Claro que yo hablo de los años ochenta, una época muy propicia para tener miedo: eran los años de los heroinómanos, de la delincuencia urbana, de los atracos a punta de navaja y las pandillas de macarras. Yo, personalmente, muchos no vi, pero miedo la verdad es que pasábamos bastante. No obstante, lo que hoy me interesa del barrio es el nombre. ¿Por qué Corea? ¿Por qué no Filipinas, que hablan español? ¿Por qué no Tierra del Fuego, que también está bastante lejos? La misma pregunta nos sirve para datar el asentamiento en el barrio: durante la guerra de Corea, claro. Porque la popular "mala baba" hacía lugar común el asegurar que vivir en ese barrio era "como estar en Corea". En pleno frente, vamos; y eso que no se imaginaban lo que vendría después, al menos en el Norte.
Casos como este, de nombres populares que funcionan como disfemismos, existen en muchas otras ciudades. En Badajoz, por ejemplo, está el Gurugú, un barrio similar, que toma su nombre de una cruenta batalla de la Guerra de Marruecos.
Sin embargo, el barrio peligroso más simpático que conozco está en La Bañeza, y se llama "Las Malvinas". La verdad es que no conozco su nombre real, porque son sus propios habitantes los que utilizan el sardónico topónimo. Ni siquiera llega a barrio, son cuatro o cinco bloques de viviendas de protección oficial, al costado de la Azucarera, y la lógica me hace pensar que se construyeron alrededor de 1982 y aquel lamentable episodio entre argentinos y usurpadores.
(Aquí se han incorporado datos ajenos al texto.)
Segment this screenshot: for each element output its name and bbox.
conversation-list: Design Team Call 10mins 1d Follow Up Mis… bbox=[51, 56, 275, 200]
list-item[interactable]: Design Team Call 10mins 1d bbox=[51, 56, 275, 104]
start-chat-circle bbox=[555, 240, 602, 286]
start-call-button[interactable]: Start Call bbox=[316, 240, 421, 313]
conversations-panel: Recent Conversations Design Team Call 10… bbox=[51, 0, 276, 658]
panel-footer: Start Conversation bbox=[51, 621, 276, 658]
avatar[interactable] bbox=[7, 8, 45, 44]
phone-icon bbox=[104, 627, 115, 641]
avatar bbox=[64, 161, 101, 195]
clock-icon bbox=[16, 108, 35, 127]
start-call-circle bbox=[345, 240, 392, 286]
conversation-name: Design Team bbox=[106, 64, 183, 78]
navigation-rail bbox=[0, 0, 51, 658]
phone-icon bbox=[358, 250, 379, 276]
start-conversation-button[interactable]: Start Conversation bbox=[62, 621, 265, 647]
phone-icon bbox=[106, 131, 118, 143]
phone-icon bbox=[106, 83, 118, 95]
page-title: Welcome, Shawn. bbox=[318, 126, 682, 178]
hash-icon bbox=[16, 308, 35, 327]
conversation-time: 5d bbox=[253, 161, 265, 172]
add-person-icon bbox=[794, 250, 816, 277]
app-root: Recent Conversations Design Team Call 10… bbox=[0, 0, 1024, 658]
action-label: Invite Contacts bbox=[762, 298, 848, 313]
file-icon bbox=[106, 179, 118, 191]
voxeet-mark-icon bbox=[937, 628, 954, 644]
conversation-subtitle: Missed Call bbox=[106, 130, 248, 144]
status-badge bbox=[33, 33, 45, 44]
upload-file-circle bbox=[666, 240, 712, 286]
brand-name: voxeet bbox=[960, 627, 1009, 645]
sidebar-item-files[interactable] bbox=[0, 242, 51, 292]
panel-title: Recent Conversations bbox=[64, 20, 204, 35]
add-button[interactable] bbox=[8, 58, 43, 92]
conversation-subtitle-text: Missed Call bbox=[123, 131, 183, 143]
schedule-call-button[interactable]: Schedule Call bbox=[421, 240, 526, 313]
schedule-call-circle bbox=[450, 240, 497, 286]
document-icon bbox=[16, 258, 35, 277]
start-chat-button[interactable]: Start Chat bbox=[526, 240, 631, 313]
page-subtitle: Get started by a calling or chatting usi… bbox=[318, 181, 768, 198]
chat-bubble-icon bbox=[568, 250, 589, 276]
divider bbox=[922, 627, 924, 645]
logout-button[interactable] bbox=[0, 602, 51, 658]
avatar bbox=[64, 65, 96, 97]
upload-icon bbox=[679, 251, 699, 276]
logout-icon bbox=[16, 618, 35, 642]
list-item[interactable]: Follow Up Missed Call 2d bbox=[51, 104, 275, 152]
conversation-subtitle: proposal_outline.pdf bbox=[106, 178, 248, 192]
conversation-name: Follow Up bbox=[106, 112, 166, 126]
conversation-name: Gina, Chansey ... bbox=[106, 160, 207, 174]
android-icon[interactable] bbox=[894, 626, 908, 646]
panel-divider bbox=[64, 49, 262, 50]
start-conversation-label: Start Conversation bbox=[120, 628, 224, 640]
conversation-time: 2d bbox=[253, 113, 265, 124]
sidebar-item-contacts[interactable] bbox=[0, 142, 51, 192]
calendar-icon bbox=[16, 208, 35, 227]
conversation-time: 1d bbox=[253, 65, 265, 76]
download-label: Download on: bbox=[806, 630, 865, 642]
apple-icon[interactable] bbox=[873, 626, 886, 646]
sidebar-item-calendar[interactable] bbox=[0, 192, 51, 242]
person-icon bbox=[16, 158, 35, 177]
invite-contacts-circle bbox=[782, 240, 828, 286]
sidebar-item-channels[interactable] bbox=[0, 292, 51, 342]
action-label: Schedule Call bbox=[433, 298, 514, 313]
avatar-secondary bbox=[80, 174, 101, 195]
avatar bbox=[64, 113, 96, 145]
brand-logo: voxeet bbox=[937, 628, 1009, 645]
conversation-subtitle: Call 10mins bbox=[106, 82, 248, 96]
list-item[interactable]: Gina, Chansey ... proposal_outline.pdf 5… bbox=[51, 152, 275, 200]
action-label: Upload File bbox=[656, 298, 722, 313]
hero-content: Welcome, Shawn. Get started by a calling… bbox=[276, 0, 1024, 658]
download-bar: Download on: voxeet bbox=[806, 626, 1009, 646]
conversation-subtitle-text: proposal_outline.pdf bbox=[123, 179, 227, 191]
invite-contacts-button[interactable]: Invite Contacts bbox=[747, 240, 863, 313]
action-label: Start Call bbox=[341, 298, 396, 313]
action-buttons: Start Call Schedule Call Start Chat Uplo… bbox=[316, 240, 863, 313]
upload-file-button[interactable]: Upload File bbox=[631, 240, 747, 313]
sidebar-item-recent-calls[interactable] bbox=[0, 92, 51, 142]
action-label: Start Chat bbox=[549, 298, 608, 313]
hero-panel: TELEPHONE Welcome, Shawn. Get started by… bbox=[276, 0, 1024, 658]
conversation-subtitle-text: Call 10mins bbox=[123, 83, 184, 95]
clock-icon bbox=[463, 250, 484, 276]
Pues ese barrio, esas Malvinas bañezanas, son el mejor barrio de la ciudad. Hay verbena, grupo de carnaval, peñas... Los chicos están en la Banda Municipal, procesionan con la Cofradía de las Angustias, tienen equipos de fútbol. La zona está impecable, muy organizada, con rampas de minusválidos y aparcamiento a la entrada. Y allí vivían dos de los mejores elementos de la ciudad: Jonathan y Toci, mis locutores vespertinos en La Bañeza Radio. Porque no siempre hay que fiarse de las apariencias. Pero —¡ay, amigo!— no te metas con ninguno "de Las Malvinas": pueden ser incluso más duros que los del Bronx.
Por cierto, los nuevos barrios conflictivos, ¿cómo se llamarán ahora? ¿Bagdad? ¿Kabul? ¿Paseo de los Jerónimos? ¿O es que ya no quedan manguis?